Science Fair Project Encyclopedia
His distillery was the first in the world to use charcoal filtering process. By 1886 the Smirnov factory received the official purveyors to the Imperial Russian court mark. Piotr Smirnov died in 1910 and was succeeded by his son, Vladimir Smirnov. The company flourished and produced more than 4 million cases of vodka per year.
During the October Revolution, the distillery was confiscated and the family had to flee. Vladimir Smirnov re-established the factory in 1920 in Constantinople. Four years later he moved to Lwów and started to sell the vodka under a new, French name "Smirnoff". The new product was a success and by the end of 1930 it was exported to most European countries. An additional distillery was founded in Paris in 1925.
However, the Great Depression made Vladimir Smirnov sell the brand to an American, Rudolph Kunett, in 1934 who moved the company to the USA. Thanks to the successful advertisement campaigns, the American Smirnoff vodka is now one of the best-selling vodkas in the world.

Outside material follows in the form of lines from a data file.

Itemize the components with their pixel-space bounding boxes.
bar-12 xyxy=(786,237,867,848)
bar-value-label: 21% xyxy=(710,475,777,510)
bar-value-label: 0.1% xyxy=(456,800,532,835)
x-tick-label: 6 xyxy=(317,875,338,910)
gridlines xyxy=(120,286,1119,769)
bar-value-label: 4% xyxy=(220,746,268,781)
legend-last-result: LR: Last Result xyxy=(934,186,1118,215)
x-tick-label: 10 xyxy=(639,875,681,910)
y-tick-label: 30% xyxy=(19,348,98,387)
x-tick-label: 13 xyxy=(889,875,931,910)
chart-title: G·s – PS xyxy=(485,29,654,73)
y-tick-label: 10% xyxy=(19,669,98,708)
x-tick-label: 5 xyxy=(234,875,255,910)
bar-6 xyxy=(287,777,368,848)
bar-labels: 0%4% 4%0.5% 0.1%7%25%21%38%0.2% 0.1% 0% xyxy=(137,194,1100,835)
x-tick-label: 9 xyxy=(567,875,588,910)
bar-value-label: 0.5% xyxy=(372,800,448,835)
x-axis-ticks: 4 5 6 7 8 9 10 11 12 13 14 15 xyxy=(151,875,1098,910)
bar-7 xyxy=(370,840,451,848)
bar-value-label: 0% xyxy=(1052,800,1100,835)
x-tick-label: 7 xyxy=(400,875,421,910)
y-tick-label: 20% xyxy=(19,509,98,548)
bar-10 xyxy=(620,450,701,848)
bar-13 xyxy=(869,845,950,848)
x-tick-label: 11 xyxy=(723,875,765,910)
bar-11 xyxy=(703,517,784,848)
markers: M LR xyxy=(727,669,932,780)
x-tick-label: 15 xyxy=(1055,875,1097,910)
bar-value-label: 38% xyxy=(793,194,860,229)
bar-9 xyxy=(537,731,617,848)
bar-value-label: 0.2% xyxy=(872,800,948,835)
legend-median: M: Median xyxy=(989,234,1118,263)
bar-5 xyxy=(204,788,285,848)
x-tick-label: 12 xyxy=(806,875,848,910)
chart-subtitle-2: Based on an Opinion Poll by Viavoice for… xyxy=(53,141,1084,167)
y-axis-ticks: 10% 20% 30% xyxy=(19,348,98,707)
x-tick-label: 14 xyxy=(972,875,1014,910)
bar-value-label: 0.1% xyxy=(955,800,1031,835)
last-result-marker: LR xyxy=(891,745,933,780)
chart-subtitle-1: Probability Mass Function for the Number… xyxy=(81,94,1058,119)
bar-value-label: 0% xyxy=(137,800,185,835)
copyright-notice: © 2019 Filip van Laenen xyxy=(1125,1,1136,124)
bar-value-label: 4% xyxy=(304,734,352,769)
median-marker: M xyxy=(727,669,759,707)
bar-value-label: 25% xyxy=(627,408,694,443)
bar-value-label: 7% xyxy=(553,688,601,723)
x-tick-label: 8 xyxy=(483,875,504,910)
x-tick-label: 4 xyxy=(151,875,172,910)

In 1990s in Russia one of the Piotr Smirnov offspring started to produce Smirnov' (Смирновъ in Russian) vodka, claiming to be the "The Only Real Smirnov". After number of trials American Smirnoff claimed the trademark back. See "History of Smirnoff Brand" under External Links.
In the late 1990s Smirnoff introduced a series of new products onto the North American market. This included Smirnoff Ice, citrus-flavored malt beverage (7% ABV) which quickly became popular among young people, especially within the club scene (See "Alcopops"). They also introduced a line of new flavored vodkas with the "Twist" moniker appended on the end of the name, including Smirnoff Raspberry Vodka Twist. Other flavors include Green Apple, Vanilla and Mandarin, flavors also closely imitated (or at least sold by) the Swedish vodka company Absolut.